Le « film de vieux con » de Denys Arcand n'est certainement pas con. Et il n'est même pas vieux, tout compte fait, tellement L'âge des ténèbres est un film lyrique, bourré de rêveries et de fantasmes (complètement assumés), mais résolument moderne dans sa manière d'exister. L'histoire propose le sentier à prendre pour profiter pleinement du paysage en grimpant la montagne, où chaque tableau (le film ne se termine d'ailleurs t-il pas sur une nature morte transformée en peinture?) est comme une station où se ravitailler. À chacun de choisir : jouer le jeu et emprunter le sentier, ou prendre le téléphérique et survoler jusqu'au sommet... pour arriver en grand forme, et bien déçu.
Jean-Marc Leblanc est un fonctionnaire désabusé dont le petit monde s'écroule. Entre sa femme carriériste et ses deux filles avec qui il n'a pratiquement plus de contacts, il est malheureux à la maison. Il est aussi consterné par son emploi et sa vie sans histoire. Alors il se réfugie dans ses fantasmes, où il côtoie les plus belles femmes et reçoit les prix les plus prestigieux.
Marc Labrèche est particulièrement juste dans le rôle principal. Dans ses relations d'impuissance avec sa femme et ses filles, il est brillant, spécialement touchant et désemparé. S'il est à l'aise sous les projecteurs de la célébrité - qu'il soit politicien, écrivain ou acteur - il est saisissant dans la cruauté de la réalité et dans la folie de ses fantasmes. Les femmes - ah! les femmes - qui l'entourent, de Diane Kruger à l'excellente Camille Léonard-Rioux, ajoutent de la beauté pure à ce constat désolant. Sylvie Léonard joue la même chose depuis dix ans, elle est donc dans le ton.
De nombreux caméos, particulièrement ceux de Christian Bégin en thérapeute par le rire et de Pauline Martin en spécialiste feng shui, sont à la fois dénonciateurs et amusants, comme pour faire mieux passer une pilule bien trop dure à avaler.

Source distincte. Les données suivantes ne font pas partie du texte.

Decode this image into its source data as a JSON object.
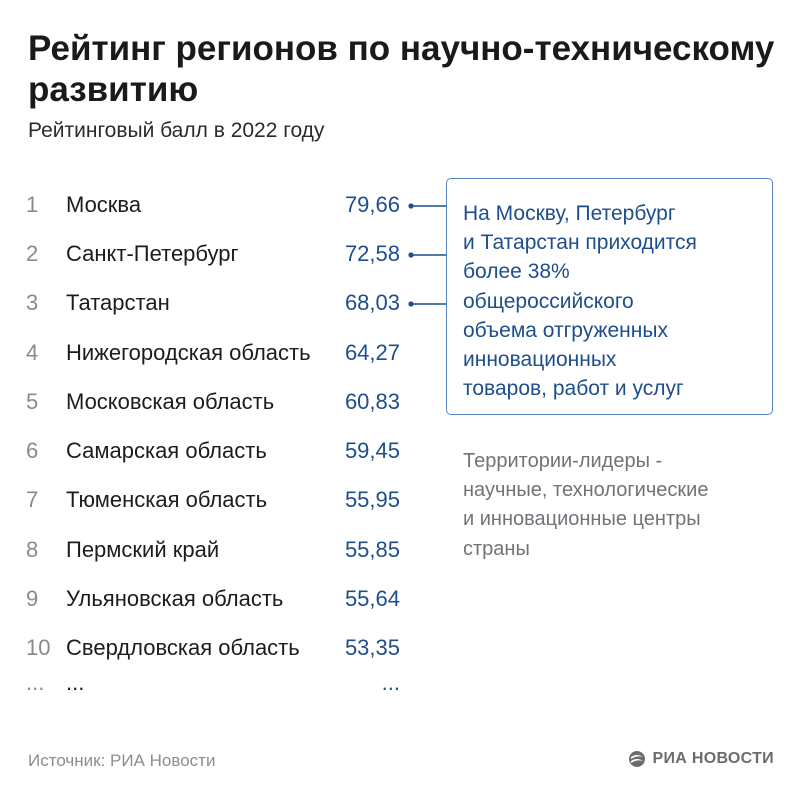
{
  "header": {
    "title": "Рейтинг регионов по научно-техническому развитию",
    "subtitle": "Рейтинговый балл в 2022 году"
  },
  "chart_data": {
    "type": "table",
    "title": "Рейтинг регионов по научно-техническому развитию",
    "subtitle": "Рейтинговый балл в 2022 году",
    "rows": [
      {
        "rank": "1",
        "region": "Москва",
        "value": "79,66"
      },
      {
        "rank": "2",
        "region": "Санкт-Петербург",
        "value": "72,58"
      },
      {
        "rank": "3",
        "region": "Татарстан",
        "value": "68,03"
      },
      {
        "rank": "4",
        "region": "Нижегородская область",
        "value": "64,27"
      },
      {
        "rank": "5",
        "region": "Московская область",
        "value": "60,83"
      },
      {
        "rank": "6",
        "region": "Самарская область",
        "value": "59,45"
      },
      {
        "rank": "7",
        "region": "Тюменская область",
        "value": "55,95"
      },
      {
        "rank": "8",
        "region": "Пермский край",
        "value": "55,85"
      },
      {
        "rank": "9",
        "region": "Ульяновская область",
        "value": "55,64"
      },
      {
        "rank": "10",
        "region": "Свердловская область",
        "value": "53,35"
      },
      {
        "rank": "...",
        "region": "...",
        "value": "..."
      }
    ],
    "annotations": {
      "callout": [
        "На Москву, Петербург",
        "и Татарстан приходится",
        "более 38%",
        "общероссийского",
        "объема отгруженных",
        "инновационных",
        "товаров, работ и услуг"
      ],
      "note": [
        "Территории-лидеры -",
        "научные, технологические",
        "и инновационные центры",
        "страны"
      ]
    }
  },
  "footer": {
    "source": "Источник: РИА Новости",
    "logo_text": "РИА НОВОСТИ"
  },
  "colors": {
    "accent": "#1e4e8c",
    "callout_border": "#5a86bf",
    "rank": "#8a8a8a",
    "note": "#6f7479"
  }
}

Des clins-d'oeil rigolos à l'utilisation du mot "nègre" jusqu'à la brutalité des disputes conjugales, autant Jean-Marc Leblanc que Denys Arcand exposent leur découragement postmoderne à travers l'humour excessif du sarcasme. Rarement un film aussi drôle aura laissé aussi malheureux face à un constat d'échec.
Sauf qu'Arcand trébuche quand même quelques fois. La ridicule séquence dans les studios de Tout le monde en parle avec Thierry Ardisson est d'un ennui rare, tout comme l'humour presque puéril de la séquence médiévale, qu'on disait trop longue lors des premiers échos cannois et qui n'est finalement qu'une pause amusante dans le déroulement dramatique du film. Sinon, les effets spéciaux sont souvent ratés, malheureusement, et la transformation Rufus Wainwright-Marc Labrèche au début du film effraie dès le départ, alors que la "disparition" des égéries de Jean-Marc est un peu trop "magique".
Pas le meilleur film de Denys Arcand, on le savait déjà. Mais les plus grands déchirements sont à prévoir lorsque le Québec verra le film en décembre; certains, tout simplement déçus d'Arcand, ne pourront pas supporter L'âge des ténèbres, alors que d'autres vivront le film, plus près de Stardom que de Les invasions barbares, comme la juste caricature qu'il est, où les défauts d'une société sont relevés et soulignés au gros trait, rouge et fluorescent. Entre ça et enfiler la soutane pour faire la leçon, Denys Arcand a choisi la meilleure option.